Plaintiff contended that Defendants exaggerated the difficulties they faced to comply with Plaintiff’s discovery requests. Indeed, Plaintiff noted that Defendants’ motion referred to Plaintiff’s initial discovery requests when the parties had actually re-negotiated and agreed to a modified version that limited the custodians to 10, not 24, and had limited date ranges and search terms. Of the 10, only four custodians’ ESI remained unsearched.
The court cited FRCP 26(b)(2)(B) and its two-stage inquiry, posing the following questions:
- Has the party objecting to discovery shown that the ESI is not reasonably accessible due to undue cost?
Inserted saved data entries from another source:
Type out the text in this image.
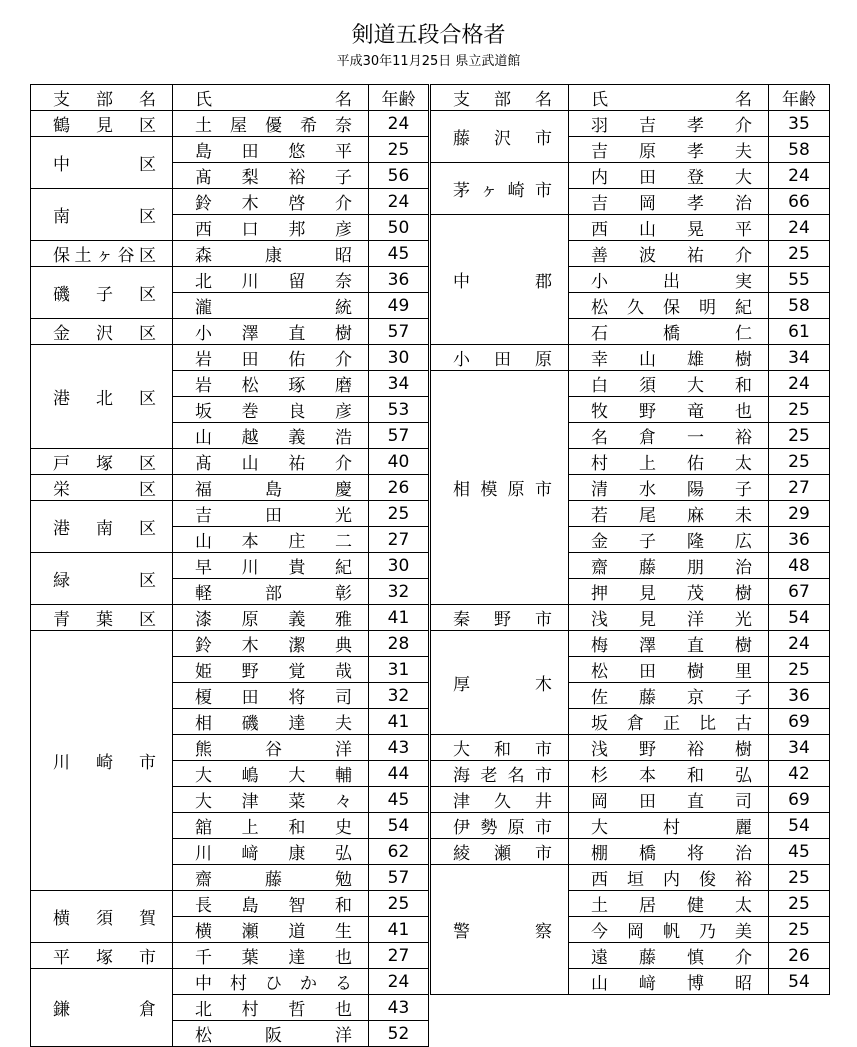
剣道五段合格者
平成30年11月25日 県立武道館
支 部 名	氏 名	年齢
鶴 見 区	土 屋 優 希 奈	24
中 区	島 田 悠 平	25
	髙 梨 裕 子	56
南 区	鈴 木 啓 介	24
	西 口 邦 彦	50
保土ヶ谷区	森 康 昭	45
磯 子 区	北 川 留 奈	36
	瀧 統	49
金 沢 区	小 澤 直 樹	57
港 北 区	岩 田 佑 介	30
	岩 松 琢 磨	34
	坂 巻 良 彦	53
	山 越 義 浩	57
戸 塚 区	髙 山 祐 介	40
栄 区	福 島 慶	26
港 南 区	吉 田 光	25
	山 本 庄 二	27
緑 区	早 川 貴 紀	30
	軽 部 彰	32
青 葉 区	漆 原 義 雅	41
川 崎 市	鈴 木 潔 典	28
	姫 野 覚 哉	31
	榎 田 将 司	32
	相 磯 達 夫	41
	熊 谷 洋	43
	大 嶋 大 輔	44
	大 津 菜 々	45
	舘 上 和 史	54
	川 﨑 康 弘	62
	齋 藤 勉	57
横 須 賀	長 島 智 和	25
	横 瀬 道 生	41
平 塚 市	千 葉 達 也	27
鎌 倉	中 村 ひ か る	24
	北 村 哲 也	43
	松 阪 洋	52
支 部 名	氏 名	年齢
藤 沢 市	羽 吉 孝 介	35
	吉 原 孝 夫	58
茅ヶ崎市	内 田 登 大	24
	吉 岡 孝 治	66
中 郡	西 山 晃 平	24
	善 波 祐 介	25
	小 出 実	55
	松 久 保 明 紀	58
	石 橋 仁	61
小 田 原	幸 山 雄 樹	34
相 模 原 市	白 須 大 和	24
	牧 野 竜 也	25
	名 倉 一 裕	25
	村 上 佑 太	25
	清 水 陽 子	27
	若 尾 麻 未	29
	金 子 隆 広	36
	齋 藤 朋 治	48
	押 見 茂 樹	67
秦 野 市	浅 見 洋 光	54
厚 木	梅 澤 直 樹	24
	松 田 樹 里	25
	佐 藤 京 子	36
	坂 倉 正 比 古	69
大 和 市	浅 野 裕 樹	34
海老名市	杉 本 和 弘	42
津 久 井	岡 田 直 司	69
伊勢原市	大 村 麗	54
綾 瀬 市	棚 橋 将 治	45
警 察	西 垣 内 俊 裕	25
	土 居 健 太	25
	今 岡 帆 乃 美	25
	遠 藤 慎 介	26
	山 﨑 博 昭	54
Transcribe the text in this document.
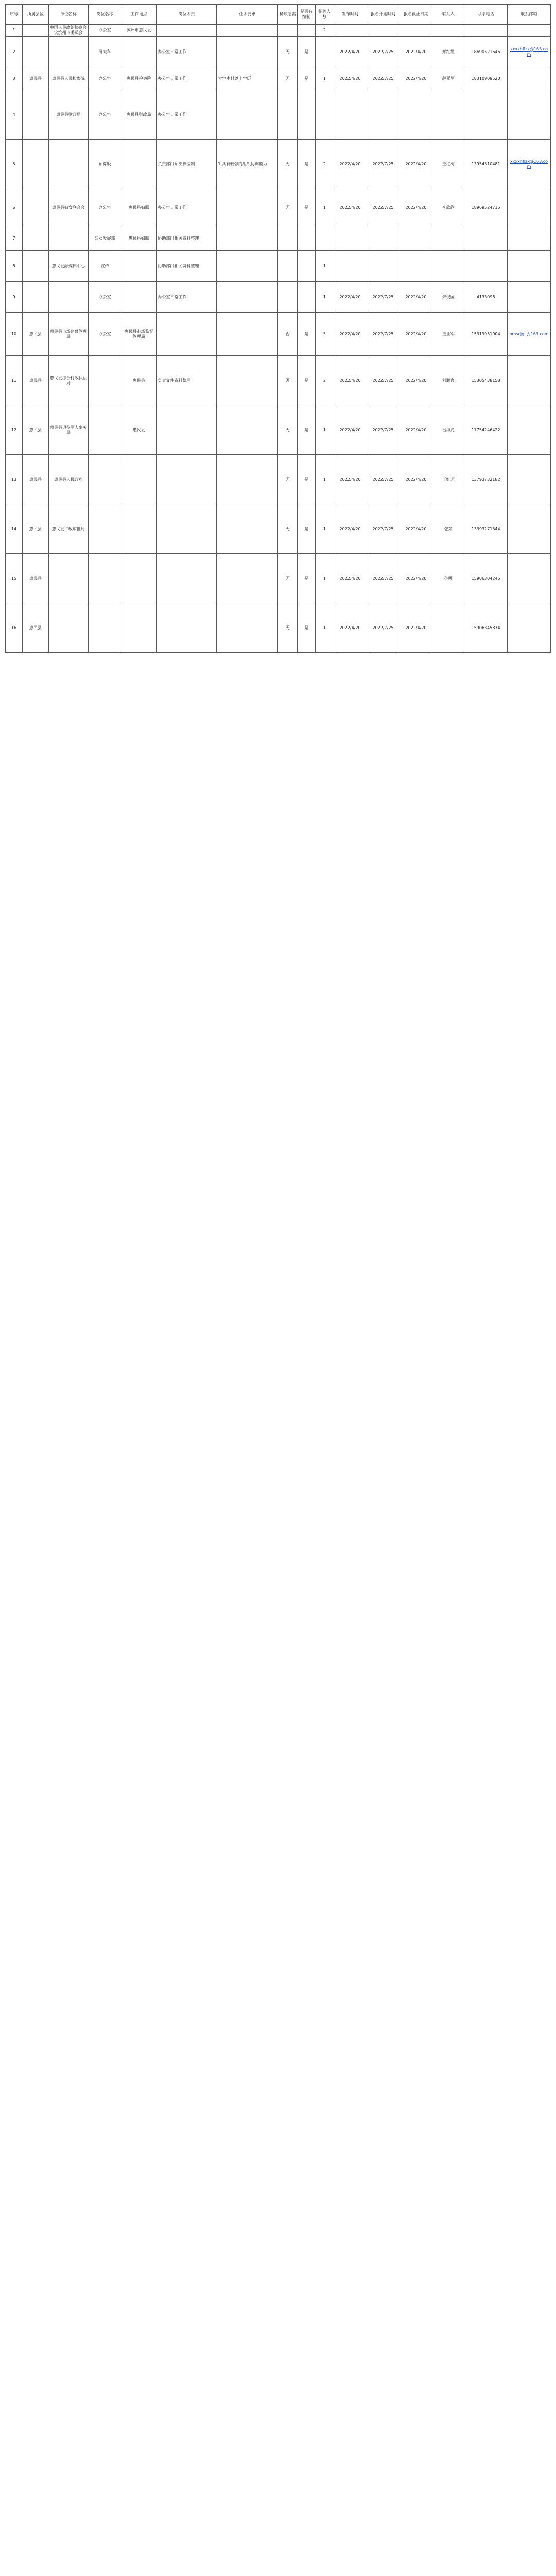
序号	所属县区	单位名称	岗位名称	工作地点	岗位职责	任职要求	稀缺急需	是否有编制	招聘人数	发布时间	报名开始时间	报名截止日期	联系人	联系电话	联系邮箱
1		中国人民政治协商会议滨州市委员会	办公室	滨州市惠民县					2						
2			研究科		办公室日常工作		无	是		2022/4/20	2022/7/25	2022/4/20	郑红霞	18690521646	xxxxhflzx@163.com
3	惠民县	惠民县人民检察院	办公室	惠民县检察院	办公室日常工作	大学本科以上学历	无	是	1	2022/4/20	2022/7/25	2022/4/20	薛亚军	18310909520	
4		惠民县财政局	办公室	惠民县财政局	办公室日常工作										
5			预算股		负责部门预决算编制	1.具有较强的组织协调能力	无	是	2	2022/4/20	2022/7/25	2022/4/20	王红梅	13954310481	xxxxhflzx@163.com
6		惠民县妇女联合会	办公室	惠民县妇联	办公室日常工作		无	是	1	2022/4/20	2022/7/25	2022/4/20	李欣欣	18969524715	
7			妇女发展部	惠民县妇联	协助部门相关资料整理										
8		惠民县融媒体中心	宣传		协助部门相关资料整理				1						
9			办公室		办公室日常工作				1	2022/4/20	2022/7/25	2022/4/20	朱俊国	4133096	
10	惠民县	惠民县市场监督管理局	办公室	惠民县市场监督管理局			否	是	5	2022/4/20	2022/7/25	2022/4/20	王亚军	15319951904	hmscjglj@163.com
11	惠民县	惠民县综合行政执法局		惠民县	负责文件资料整理		否	是	2	2022/4/20	2022/7/25	2022/4/20	刘鹏鑫	15305438158	
12	惠民县	惠民县退役军人事务局		惠民县			无	是	1	2022/4/20	2022/7/25	2022/4/20	吕海龙	17754246422	
13	惠民县	惠民县人民政府					无	是	1	2022/4/20	2022/7/25	2022/4/20	王红运	13793732182	
14	惠民县	惠民县行政审批局					无	是	1	2022/4/20	2022/7/25	2022/4/20	张东	13393271344	
15	惠民县						无	是	1	2022/4/20	2022/7/25	2022/4/20	孙明	15906304245	
16	惠民县						无	是	1	2022/4/20	2022/7/25	2022/4/20		15906345874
- Has the party seeking the discovery demonstrated “good cause”?
The court concluded that Defendants had not carried their burden, and that, in any event, Plaintiff had demonstrated good cause. Plaintiff’s allegations included violations of federal anti-discrimination statutes and principles of common and state law. The court noted that plaintiffs often prove such violations through circumstantial evidence, which gives rise to wide-ranging and nuanced discovery.
The court reasoned that although Defendants were clearly irritated by having to search for a “needle in a haystack,” their irritation did not preclude the possibility that Plaintiff might find two or three sharp needles in that haystack. Accordingly, the court denied Defendant’s motion for protective order.
Did you know? Judge C.S. Haight, who penned the discovery order in Bagley v. Yale, is an alum of the university himself, graduating in 1952.